The residents of Salas are thrilled to have a Nobel laureate in their midst, and they've arranged for Mantovani to participate in a full slate of events including a local art competition, a fireman's parade, and the unveiling of a statue in the town park. Mantovani naturally runs into several friends from his youth, including his old girl friend, Irene, and his old friend Antonio, who married Irene after Mantovani left town.

There are plenty of opportunities for comedy as Mantovani politely endures the well meant but often tasteless or incipit gestures of hospitality that are thrown his way during the four-day visit. Oscar Martinez won the Best Actor award at the Venice Film Festival for his deft portrayal of the worldly-wise sophisticate ingratiating himself good-humoredly with a succession of public functionaries, shopkeepers, and ranchers, many of whom have special favors to ask. To take a single example, Mantovani is invited to appear on a local TV show, where the host feeds him one or two lackluster questions and then bursts into a lengthy pitch for the locally produced fruit soda.

But Mantovani has always been a fiercely independent soul, and he can't help rubbing some of the citizens of Salas the wrong way. Meanwhile, the hospitality that Antonio offers to his old friend—a lavish dinner, a trip to the bar, and even a wild boar hunt—carries an aggressive tinge, as if he considers Mantovani's presence a threat to the stability of his marriage. 

It's obvious that Ramiro, the hotel clerk, and Julia, the young woman who all but throws herself at the distinguished citizen, are bright, literate individuals who are perhaps just waiting for their chance to flee Salas the way Mantovani did decades ago. 

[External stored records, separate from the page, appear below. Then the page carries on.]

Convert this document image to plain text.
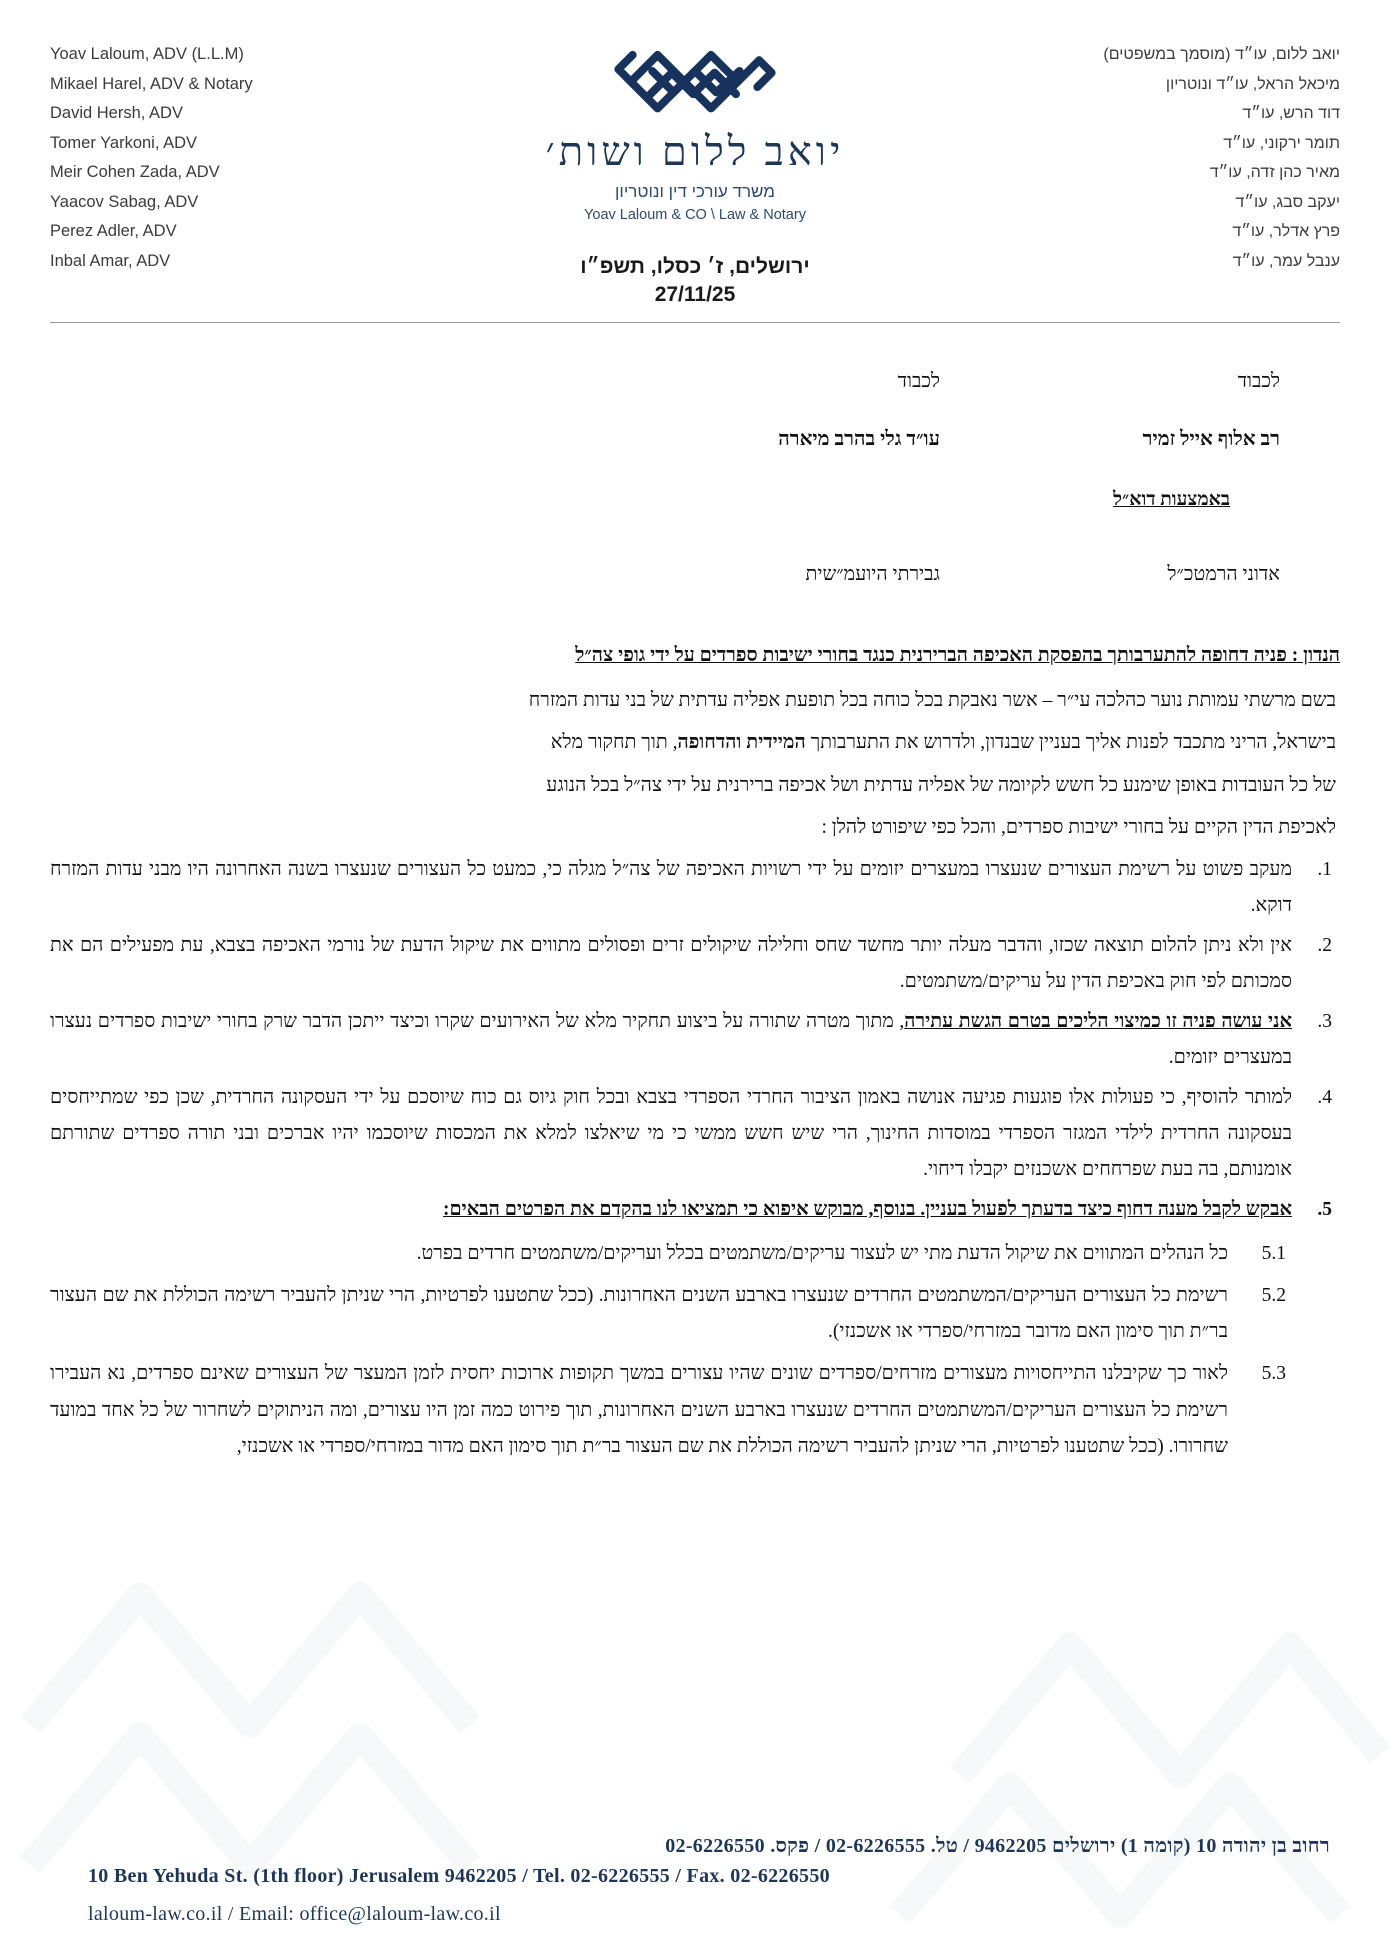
Yoav Laloum, ADV (L.L.M)
Mikael Harel, ADV & Notary
David Hersh, ADV
Tomer Yarkoni, ADV
Meir Cohen Zada, ADV
Yaacov Sabag, ADV
Perez Adler, ADV
Inbal Amar, ADV
יואב ללום ושות׳
משרד עורכי דין ונוטריון
Yoav Laloum & CO \ Law & Notary
ירושלים, ז׳ כסלו, תשפ״ו
27/11/25
יואב ללום, עו״ד (מוסמך במשפטים)
מיכאל הראל, עו״ד ונוטריון
דוד הרש, עו״ד
תומר ירקוני, עו״ד
מאיר כהן זדה, עו״ד
יעקב סבג, עו״ד
פרץ אדלר, עו״ד
ענבל עמר, עו״ד
לכבוד
רב אלוף אייל זמיר
לכבוד
עו״ד גלי בהרב מיארה
באמצעות דוא״ל
אדוני הרמטכ״ל
גבירתי היועמ״שית
הנדון : פניה דחופה להתערבותך בהפסקת האכיפה הברירנית כנגד בחורי ישיבות ספרדים על ידי גופי צה״ל

בשם מרשתי עמותת נוער כהלכה עי״ר – אשר נאבקת בכל כוחה בכל תופעת אפליה עדתית של בני עדות המזרח

בישראל, הריני מתכבד לפנות אליך בעניין שבנדון, ולדרוש את התערבותך המיידית והדחופה, תוך תחקור מלא

של כל העובדות באופן שימנע כל חשש לקיומה של אפליה עדתית ושל אכיפה ברירנית על ידי צה״ל בכל הנוגע

לאכיפת הדין הקיים על בחורי ישיבות ספרדים, והכל כפי שיפורט להלן :

מעקב פשוט על רשימת העצורים שנעצרו במעצרים יזומים על ידי רשויות האכיפה של צה״ל מגלה כי, כמעט כל העצורים שנעצרו בשנה האחרונה היו מבני עדות המזרח דוקא.
אין ולא ניתן להלום תוצאה שכזו, והדבר מעלה יותר מחשד שחס וחלילה שיקולים זרים ופסולים מתווים את שיקול הדעת של נורמי האכיפה בצבא, עת מפעילים הם את סמכותם לפי חוק באכיפת הדין על עריקים/משתמטים.
אני עושה פניה זו כמיצוי הליכים בטרם הגשת עתירה, מתוך מטרה שתורה על ביצוע תחקיר מלא של האירועים שקרו וכיצד ייתכן הדבר שרק בחורי ישיבות ספרדים נעצרו במעצרים יזומים.
למותר להוסיף, כי פעולות אלו פוגעות פגיעה אנושה באמון הציבור החרדי הספרדי בצבא ובכל חוק גיוס גם כוח שיוסכם על ידי העסקונה החרדית, שכן כפי שמתייחסים בעסקונה החרדית לילדי המגזר הספרדי במוסדות החינוך, הרי שיש חשש ממשי כי מי שיאלצו למלא את המכסות שיוסכמו יהיו אברכים ובני תורה ספרדים שתורתם אומנותם, בה בעת שפרחחים אשכנזים יקבלו דיחוי.
אבקש לקבל מענה דחוף כיצד בדעתך לפעול בעניין. בנוסף, מבוקש איפוא כי תמציאו לנו בהקדם את הפרטים הבאים:
כל הנהלים המתווים את שיקול הדעת מתי יש לעצור עריקים/משתמטים בכלל ועריקים/משתמטים חרדים בפרט.
רשימת כל העצורים העריקים/המשתמטים החרדים שנעצרו בארבע השנים האחרונות. (ככל שתטענו לפרטיות, הרי שניתן להעביר רשימה הכוללת את שם העצור בר״ת תוך סימון האם מדובר במזרחי/ספרדי או אשכנזי).
לאור כך שקיבלנו התייחסויות מעצורים מזרחים/ספרדים שונים שהיו עצורים במשך תקופות ארוכות יחסית לזמן המעצר של העצורים שאינם ספרדים, נא העבירו רשימת כל העצורים העריקים/המשתמטים החרדים שנעצרו בארבע השנים האחרונות, תוך פירוט כמה זמן היו עצורים, ומה הניתוקים לשחרור של כל אחד במועד שחרורו. (ככל שתטענו לפרטיות, הרי שניתן להעביר רשימה הכוללת את שם העצור בר״ת תוך סימון האם מדור במזרחי/ספרדי או אשכנזי,
רחוב בן יהודה 10 (קומה 1) ירושלים 9462205 / טל. 02-6226555 / פקס. 02-6226550
10 Ben Yehuda St. (1th floor) Jerusalem 9462205 / Tel. 02-6226555 / Fax. 02-6226550
laloum-law.co.il / Email: office@laloum-law.co.il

As for his old flame Irene, it might have been worthwhile getting to know her better. She seems to be the only one who still connects with Mantovani on a personal level. When she describes her life as "pleasant" he chides her good-naturedly for her bad choice of adjective. When he refers to her work with children condescendingly as "service," he's trying to be appreciative but she's offended. Later, when he describes her house as "beautiful," she scoffs at the unimaginative word choice.

 "Return journeys" have been a fertile source of humor and drama from Dylan Thomas's Under Milk Wood to Fellini's Amarcord and even Charlize Theron's Young Adult.  Here director Gastón Dupra has chosen to paint on a broad canvas while following a relatively narrow arc from comedy to menace without lingering overmuch in the space between. It's a compelling portrait all the same, rich in incidental detail while also offering plenty of food for thought regarding the primal sources of creativity.